Step 2: Configure the YugabyteDB retriever

from langchain_core.prompts import ChatPromptTemplate
from langchain_core.runnables import RunnablePassthrough
from langchain_core.output_parsers import StrOutputParser
from langchain_openai import ChatOpenAI

retriever = vectorstore.as_retriever(search_kwargs={"k": 3})
print(
    f"Retriever created, set to retrieve top {retriever.search_kwargs['k']} documents."
)

# Initialize the Chat Model (e.g., OpenAI's GPT-3.5 Turbo)
llm = ChatOpenAI(model="gpt-3.5-turbo", temperature=0, api_key=my_api_key)

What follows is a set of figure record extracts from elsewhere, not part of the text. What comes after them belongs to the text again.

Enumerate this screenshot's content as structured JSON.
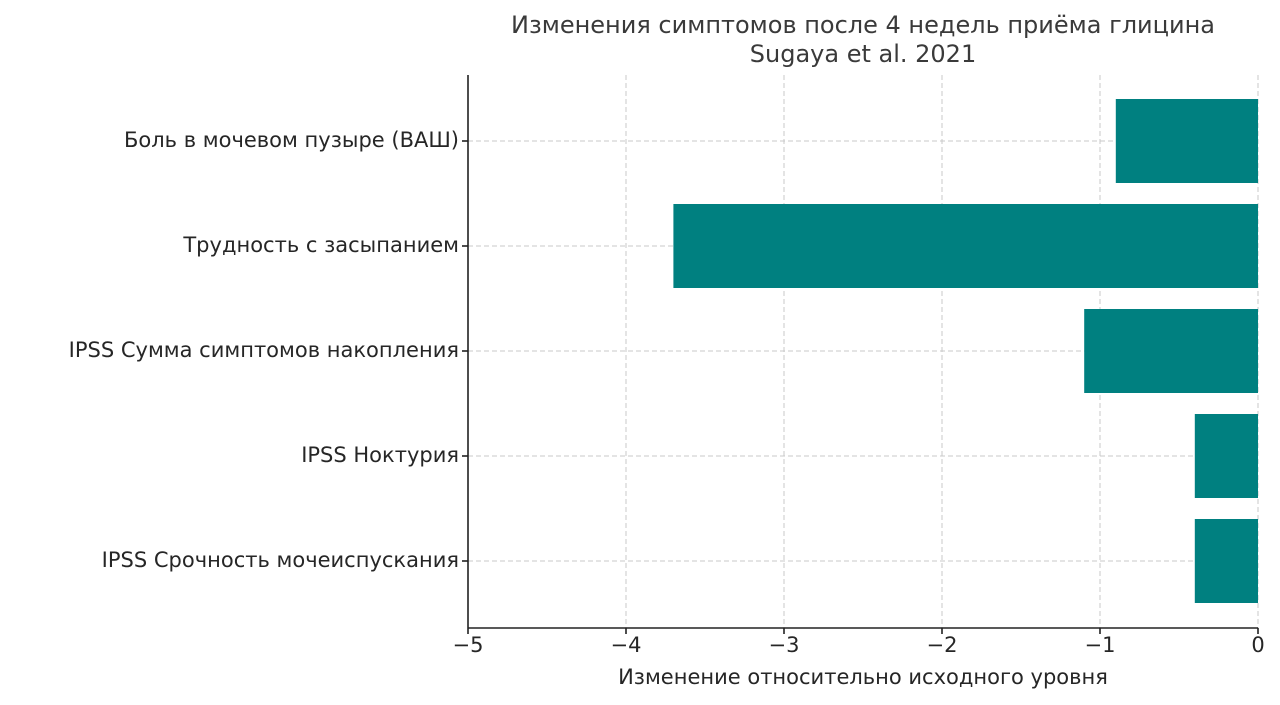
{
  "chart_data": {
    "type": "barh",
    "title": "Изменения симптомов после 4 недель приёма глицина",
    "subtitle": "Sugaya et al. 2021",
    "xlabel": "Изменение относительно исходного уровня",
    "categories": [
      "Боль в мочевом пузыре (ВАШ)",
      "Трудность с засыпанием",
      "IPSS Сумма симптомов накопления",
      "IPSS Ноктурия",
      "IPSS Срочность мочеиспускания"
    ],
    "values": [
      -0.9,
      -3.7,
      -1.1,
      -0.4,
      -0.4
    ],
    "color": "#008080",
    "xlim": [
      -5,
      0
    ],
    "xticks": [
      {
        "value": -5,
        "label": "−5"
      },
      {
        "value": -4,
        "label": "−4"
      },
      {
        "value": -3,
        "label": "−3"
      },
      {
        "value": -2,
        "label": "−2"
      },
      {
        "value": -1,
        "label": "−1"
      },
      0
    ],
    "grid": true
  }
}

# Define the RAG prompt template
prompt = ChatPromptTemplate.from_messages(
    [
        (
            "system",
            "You are a helpful and friendly assistant named 'YugaAI'. You love to answer questions about YugabyteDB and distributed sql.",
        ),
        ("human", "Context: {context}\nQuestion: {question}"),
    ]
)
# Build the RAG chain
# 1. Take the input question.
# 2. Pass it to the retriever to get relevant documents.
# 3. Format the documents into a string for the context.
# 4. Pass the context and question to the prompt template.
# 5. Send the prompt to the LLM.
# 6. Parse the LLM's string output.
rag_chain = (
    {"context": retriever, "question": RunnablePassthrough()}
    | prompt
    | llm
    | StrOutputParser()
)

Now try asking the same question "Can you tell me the current preview release version of YugabyteDB?" again.

# Invoke the RAG chain with a question
rag_query = "Can you tell me the current preview release version of YugabyteDB?"
print(f"\nQuerying RAG chain: '{rag_query}'")
rag_response = rag_chain.invoke(rag_query)
print("\n--- RAG Chain Response ---")
print(rag_response)
Querying RAG chain: 'Can you tell me the current preview release version of YugabyteDB?'
--- RAG Chain Response ---
The current preview release version of YugabyteDB is v2.25.2.0.